Judd, now 21-months sober, is enrolled in MHCC and aims to become an addictions counselor.

“I just want to give back what was given to me,” she said.

OUTLOOK PHOTO: JOSH KULLA - Transitions graduate Sadee Daniels, right, plans to get a four-year college degree in sociology. Women considering Transitions have to be ready to buckle down and work. If students are currently in crisis or have big challenges in their lives, such as addiction or homelessness, they may not be ready for the program. 

“It is not a good fit for everyone,” Armstrong said. “We are looking for someone with safe housing so they can study and get rest. They have to be ready.”

Improving self-esteem

Transitions, according to its mission statement, provides “a highly supportive environment that helps students develop career goals, get comfortable with the college and all its resources, make friends within a support network of professionals and peers, and develop life skills like time management and study strategies.”

The program definitely helped 44-year-old Shannon Smyth. Suffering with family issues that led to drug use, she heard about the program from an intern working at the homeless shelter where she lived. Smyth graduated from Transistions in the fall of 2014, took a year to focus on school, and is now back as a mentor for the program.

“It gives you all the support and encouragement you need to become a success as a college student and in life.” Smyth aims to become a youth counselor.

“Transitions is a family,” she said.

Students learn how to navigate financial aid and scholarships and how to learn career development skills. The program offers counseling and advising, support groups, and low-income students might get help with costs such as child care and transportation. 

The program is based on a set of three classes that meets Tuesdays and Thursdays for several hours for one three-month college term. Homework is assigned, and the classes carry tuition costs comparable to regular college courses. Nearly 800 women have graduated from the program in the past 10 years, said Armstrong, who was a university professor in her native Philippines and has a degree in educational management.

In addition to the class, Transitions offers speakers, field trips and mentoring by program graduates. The program boasts that 85 percent of its participants enroll in college after finishing the program. About half complete at least one year of college and get better jobs because of improved self-esteem and skills. 

Emotional regulation

The most important message Armstrong hopes to instill in the women is that “it is never too late to succeed,” she said. “There is always hope for the future.”

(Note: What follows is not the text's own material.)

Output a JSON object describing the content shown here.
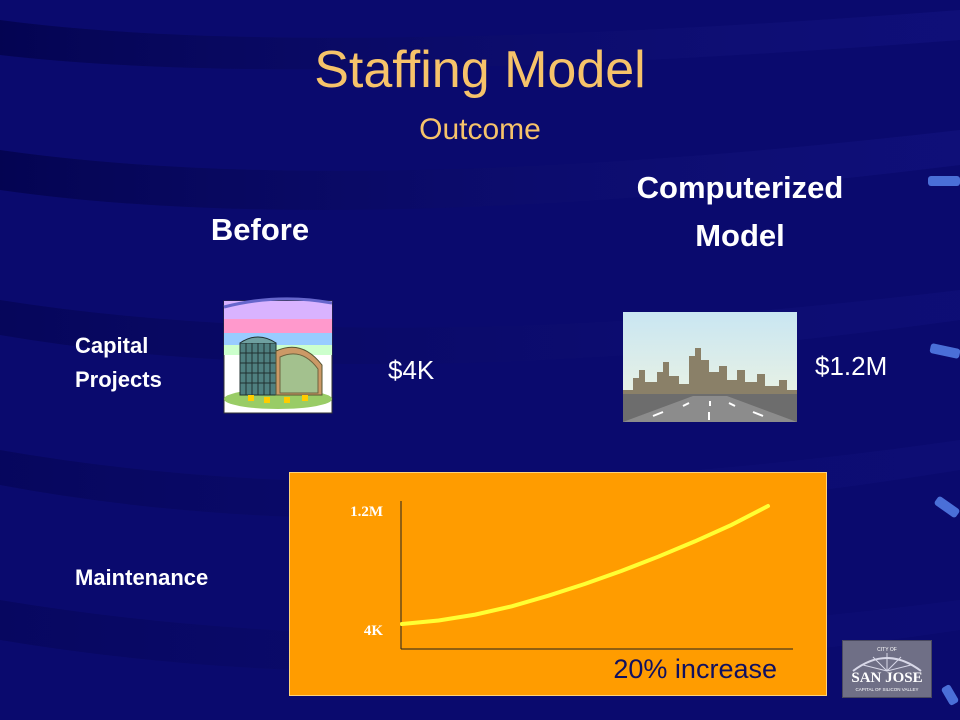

Sadee Daniels, 38 and a mother of four, came to enroll in college, and the admissions counselor walked her over to Transitions. She graduated from Transitions a few months ago, is enrolled at MHCC and plans to get a four-year degree in sociology. She hopes to become an event planner and would like to work organizing events for children through a parks department.

A DUII arrest made Daniels realize that her infrequent binge drinking was holding her back in life. Her most important takeaway from Transitions, she said, is “how to emotionally regulate myself to be more successful and not become overwhelmed. If I hadn’t gone through Transitions, I guarantee you I would still be sitting at home wondering what I’d do with my life.”

One of Daniels’ favorite Transitions team-building activities involved constructing a bridge out of candy and sweets.

“We had to work together to make a functioning bridge,” she said. “The bridges were all very different. Some were big, some tiny. But they all held together and worked.”

Just, it seems, like the women in Transitions.